Myśli (Leopardi, 1909)/XCIX
<<< Dane tekstu >>> | |
Autor | |
Tytuł | Myśli |
Wydawca | Księgarnia Polska B. Połonieckiego |
Data wyd. | 1909 |
Druk | Drukarnia „Lwowskiej Spółki Wyd. i Druk.” |
Miejsce wyd. | Lwów |
Tłumacz | Józef Ruffer |
Źródło | Skany na Commons |
Inne | Pobierz jako: EPUB • PDF • MOBI Cały zbiór |
Indeks stron |
Ludzie bywają śmieszni tylko wtenczas, kiedy chcą wydawać się lub być tem, czem nie są. Biedak, nieuk, wieśniak, chory, starzec nie są nigdy śmieszni, kiedy się zadowalają tem, że takimi się wydają i utrzymują się w granicach zakreślonych im przez właściwości. Natomiast zupełnie są śmieszni np. starzec, który chce uchodzić za młodego, chory za zdrowego, biedak za bogatego, nieuk za wykształconego, wieśniak za mieszczanina. Te same ułomności cielesne, żeby nie wiem jak były ciężkie, nie wzbudzałyby nic innego prócz przelotnego śmiechu, gdyby człowiek nie usiłował ich ukryć, to znaczy, chciał uchodzić za nie mającego ich, co jest, że tak powiem, różne od jego istoty. Kto będzie dobrze obserwował, zobaczy, że nasze ułomności i wady nie są śmieszne same przez się, lecz że śmieszne jest staranie, które łożymy na pokrycie ich i chęć udawania, że ich nie mamy.

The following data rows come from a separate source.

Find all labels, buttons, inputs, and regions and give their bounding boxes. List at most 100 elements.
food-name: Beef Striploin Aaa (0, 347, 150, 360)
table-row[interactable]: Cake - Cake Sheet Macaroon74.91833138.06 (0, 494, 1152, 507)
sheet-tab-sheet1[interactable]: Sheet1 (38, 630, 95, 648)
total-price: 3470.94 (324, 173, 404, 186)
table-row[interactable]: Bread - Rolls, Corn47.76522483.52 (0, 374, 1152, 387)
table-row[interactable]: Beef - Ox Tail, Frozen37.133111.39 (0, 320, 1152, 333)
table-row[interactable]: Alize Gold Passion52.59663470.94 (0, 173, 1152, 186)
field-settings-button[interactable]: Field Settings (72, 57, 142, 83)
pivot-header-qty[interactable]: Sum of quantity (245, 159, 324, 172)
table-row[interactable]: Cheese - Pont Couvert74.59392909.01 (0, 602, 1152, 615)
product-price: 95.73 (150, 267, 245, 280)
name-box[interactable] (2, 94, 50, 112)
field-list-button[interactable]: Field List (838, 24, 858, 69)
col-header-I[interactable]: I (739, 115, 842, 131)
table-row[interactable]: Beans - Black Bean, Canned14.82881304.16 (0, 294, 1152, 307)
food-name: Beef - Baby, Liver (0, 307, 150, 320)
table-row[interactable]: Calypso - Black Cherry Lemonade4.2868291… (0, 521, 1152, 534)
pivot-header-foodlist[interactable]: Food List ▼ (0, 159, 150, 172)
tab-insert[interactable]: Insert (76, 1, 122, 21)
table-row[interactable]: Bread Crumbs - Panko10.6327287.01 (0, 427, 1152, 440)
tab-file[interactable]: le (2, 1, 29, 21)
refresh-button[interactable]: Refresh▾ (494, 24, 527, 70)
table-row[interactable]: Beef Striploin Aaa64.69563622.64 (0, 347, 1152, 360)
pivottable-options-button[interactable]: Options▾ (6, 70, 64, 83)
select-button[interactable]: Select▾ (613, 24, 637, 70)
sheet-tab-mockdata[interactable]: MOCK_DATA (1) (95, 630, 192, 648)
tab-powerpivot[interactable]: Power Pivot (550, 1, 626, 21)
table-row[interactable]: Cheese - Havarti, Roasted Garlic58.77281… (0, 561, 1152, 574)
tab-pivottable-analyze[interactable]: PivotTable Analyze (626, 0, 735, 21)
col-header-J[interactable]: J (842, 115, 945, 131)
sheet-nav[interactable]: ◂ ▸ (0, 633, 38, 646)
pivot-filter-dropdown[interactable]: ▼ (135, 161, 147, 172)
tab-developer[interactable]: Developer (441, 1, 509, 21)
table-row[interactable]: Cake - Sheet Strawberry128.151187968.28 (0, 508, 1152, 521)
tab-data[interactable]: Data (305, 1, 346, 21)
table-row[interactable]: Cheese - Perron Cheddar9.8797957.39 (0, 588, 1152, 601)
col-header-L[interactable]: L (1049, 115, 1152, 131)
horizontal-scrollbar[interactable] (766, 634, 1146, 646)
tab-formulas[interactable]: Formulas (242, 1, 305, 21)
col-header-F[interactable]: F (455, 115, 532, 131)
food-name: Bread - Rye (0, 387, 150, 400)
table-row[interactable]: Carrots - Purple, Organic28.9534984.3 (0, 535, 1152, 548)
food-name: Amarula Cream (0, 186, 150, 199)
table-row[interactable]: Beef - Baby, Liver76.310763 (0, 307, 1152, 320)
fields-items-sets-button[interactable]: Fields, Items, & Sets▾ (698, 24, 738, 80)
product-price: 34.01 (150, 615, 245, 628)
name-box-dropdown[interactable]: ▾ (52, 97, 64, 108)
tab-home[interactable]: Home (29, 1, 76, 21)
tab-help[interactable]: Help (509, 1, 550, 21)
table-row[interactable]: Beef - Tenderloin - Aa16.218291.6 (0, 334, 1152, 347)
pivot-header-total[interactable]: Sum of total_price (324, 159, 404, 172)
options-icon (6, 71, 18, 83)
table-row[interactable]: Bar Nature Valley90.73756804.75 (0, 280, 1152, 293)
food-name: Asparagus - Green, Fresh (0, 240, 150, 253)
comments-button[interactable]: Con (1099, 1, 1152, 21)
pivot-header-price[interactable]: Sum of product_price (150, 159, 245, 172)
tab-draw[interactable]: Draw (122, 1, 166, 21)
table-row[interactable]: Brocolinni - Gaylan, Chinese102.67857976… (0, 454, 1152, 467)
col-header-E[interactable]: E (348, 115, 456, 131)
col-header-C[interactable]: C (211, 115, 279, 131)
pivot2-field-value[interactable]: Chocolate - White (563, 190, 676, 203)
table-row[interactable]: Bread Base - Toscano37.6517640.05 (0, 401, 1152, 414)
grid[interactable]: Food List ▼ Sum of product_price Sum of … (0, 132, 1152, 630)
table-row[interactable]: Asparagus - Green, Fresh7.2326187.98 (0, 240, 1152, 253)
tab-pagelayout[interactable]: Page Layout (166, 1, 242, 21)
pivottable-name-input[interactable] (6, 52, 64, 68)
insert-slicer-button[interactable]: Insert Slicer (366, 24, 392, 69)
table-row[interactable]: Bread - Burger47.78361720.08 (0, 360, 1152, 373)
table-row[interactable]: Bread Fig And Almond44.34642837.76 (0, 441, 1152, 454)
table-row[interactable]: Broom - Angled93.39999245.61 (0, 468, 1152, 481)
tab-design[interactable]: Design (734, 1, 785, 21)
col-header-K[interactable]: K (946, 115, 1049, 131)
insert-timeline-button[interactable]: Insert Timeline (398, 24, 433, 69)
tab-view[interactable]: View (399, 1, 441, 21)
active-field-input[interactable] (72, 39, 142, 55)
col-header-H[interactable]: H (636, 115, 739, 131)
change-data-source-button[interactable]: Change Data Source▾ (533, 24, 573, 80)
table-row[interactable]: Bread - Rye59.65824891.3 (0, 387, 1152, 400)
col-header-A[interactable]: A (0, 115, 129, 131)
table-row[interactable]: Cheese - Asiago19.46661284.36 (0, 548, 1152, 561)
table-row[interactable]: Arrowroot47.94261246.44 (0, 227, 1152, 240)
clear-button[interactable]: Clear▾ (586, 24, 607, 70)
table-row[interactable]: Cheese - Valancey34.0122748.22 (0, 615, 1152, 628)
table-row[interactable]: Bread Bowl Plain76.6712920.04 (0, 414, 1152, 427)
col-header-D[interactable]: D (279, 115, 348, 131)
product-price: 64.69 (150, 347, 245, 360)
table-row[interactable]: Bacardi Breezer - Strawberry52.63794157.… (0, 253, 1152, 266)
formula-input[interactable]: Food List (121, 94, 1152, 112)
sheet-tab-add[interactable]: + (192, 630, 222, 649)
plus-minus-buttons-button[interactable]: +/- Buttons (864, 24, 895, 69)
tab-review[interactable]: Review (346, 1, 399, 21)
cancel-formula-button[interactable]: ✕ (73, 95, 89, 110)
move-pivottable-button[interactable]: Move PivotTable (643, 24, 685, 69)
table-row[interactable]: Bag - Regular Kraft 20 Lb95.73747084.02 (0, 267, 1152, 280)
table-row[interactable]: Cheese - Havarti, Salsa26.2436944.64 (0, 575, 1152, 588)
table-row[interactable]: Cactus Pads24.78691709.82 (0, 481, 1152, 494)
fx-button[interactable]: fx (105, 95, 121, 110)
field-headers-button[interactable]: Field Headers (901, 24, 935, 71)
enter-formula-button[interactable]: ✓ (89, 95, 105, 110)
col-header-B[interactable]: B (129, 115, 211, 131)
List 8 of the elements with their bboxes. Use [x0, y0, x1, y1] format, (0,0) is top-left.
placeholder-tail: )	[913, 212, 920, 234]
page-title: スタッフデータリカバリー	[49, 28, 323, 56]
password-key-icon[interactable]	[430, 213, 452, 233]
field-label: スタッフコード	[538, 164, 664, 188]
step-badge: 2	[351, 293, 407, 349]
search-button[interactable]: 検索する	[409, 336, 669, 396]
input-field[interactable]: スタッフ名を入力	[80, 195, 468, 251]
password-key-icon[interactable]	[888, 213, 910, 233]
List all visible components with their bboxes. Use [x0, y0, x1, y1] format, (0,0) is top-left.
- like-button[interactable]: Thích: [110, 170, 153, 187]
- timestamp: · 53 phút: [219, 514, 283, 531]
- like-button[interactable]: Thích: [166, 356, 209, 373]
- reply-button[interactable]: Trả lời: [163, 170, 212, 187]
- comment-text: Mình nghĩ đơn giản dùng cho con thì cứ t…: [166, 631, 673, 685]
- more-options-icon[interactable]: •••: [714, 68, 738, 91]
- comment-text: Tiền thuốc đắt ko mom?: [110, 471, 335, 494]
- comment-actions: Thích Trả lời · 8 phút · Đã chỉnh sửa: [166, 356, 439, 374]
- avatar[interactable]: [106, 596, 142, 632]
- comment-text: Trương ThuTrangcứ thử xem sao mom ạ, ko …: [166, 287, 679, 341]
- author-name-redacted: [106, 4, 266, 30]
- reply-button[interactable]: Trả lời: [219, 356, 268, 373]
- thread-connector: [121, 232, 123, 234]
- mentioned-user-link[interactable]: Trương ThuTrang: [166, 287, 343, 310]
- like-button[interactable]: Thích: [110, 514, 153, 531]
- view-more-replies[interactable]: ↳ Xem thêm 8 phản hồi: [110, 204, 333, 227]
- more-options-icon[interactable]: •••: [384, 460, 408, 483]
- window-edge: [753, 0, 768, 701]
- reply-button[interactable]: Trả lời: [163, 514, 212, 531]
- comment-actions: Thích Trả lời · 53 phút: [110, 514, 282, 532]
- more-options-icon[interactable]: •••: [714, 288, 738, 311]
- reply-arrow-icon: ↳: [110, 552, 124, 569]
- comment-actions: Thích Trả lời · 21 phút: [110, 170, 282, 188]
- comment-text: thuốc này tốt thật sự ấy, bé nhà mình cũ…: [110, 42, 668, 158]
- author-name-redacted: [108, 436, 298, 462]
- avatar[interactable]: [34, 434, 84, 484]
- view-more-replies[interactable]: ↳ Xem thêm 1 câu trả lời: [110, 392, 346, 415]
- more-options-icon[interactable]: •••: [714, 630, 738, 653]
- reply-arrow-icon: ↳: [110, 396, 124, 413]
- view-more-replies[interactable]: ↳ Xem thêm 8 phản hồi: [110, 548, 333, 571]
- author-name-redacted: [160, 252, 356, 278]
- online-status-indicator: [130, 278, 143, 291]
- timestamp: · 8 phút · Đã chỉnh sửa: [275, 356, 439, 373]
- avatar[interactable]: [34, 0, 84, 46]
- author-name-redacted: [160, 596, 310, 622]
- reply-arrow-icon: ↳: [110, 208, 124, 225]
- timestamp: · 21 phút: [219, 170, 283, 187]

Ci, co chcąc uczynić się milszymi, udają charakter odmienny od swego, grubo błądzą. Przymus, który po niedługim czasie musi się objawić, i przeciwstawienie charakteru zmyślonego prawdziwemu, który odtąd przejawia się ustawicznie, czynią daną osobę mniej miłą i przykrzejszą, niżby była, objawiając swobodnie i stale swoją istotę. Każdy charakter, choćby najnieszczęśliwszy, ma jakąś cechę niebrzydką, która, jako prawdziwa, zaznaczana na zewnątrz szczerze, będzie się podobała o wiele więcej, niż najpiękniejszy przymiot fałszywy.
I wogóle to, że się chce być tem, czem się nie jest, psuje wszystko na świecie. I nie z innej przyczyny staje się niemożliwa wielka ilość ludzi, którzy byliby bardzo mili, gdyby im wystarczało być sobą. Nie tylko osoby, lecz towarzystwa, a nawet całe ludności grzeszą tem i znam różne miasta prowincyonalne, rozwinięte i kwitnące, które byłyby miejscami bardzo miłemi do mieszkania, gdyby nie wstrętne naśladowanie stolic, to jest chęć wydawania się, o ile tylko jest w ich mocy, miastami stołecznemi, a nie prowincyonalnemi.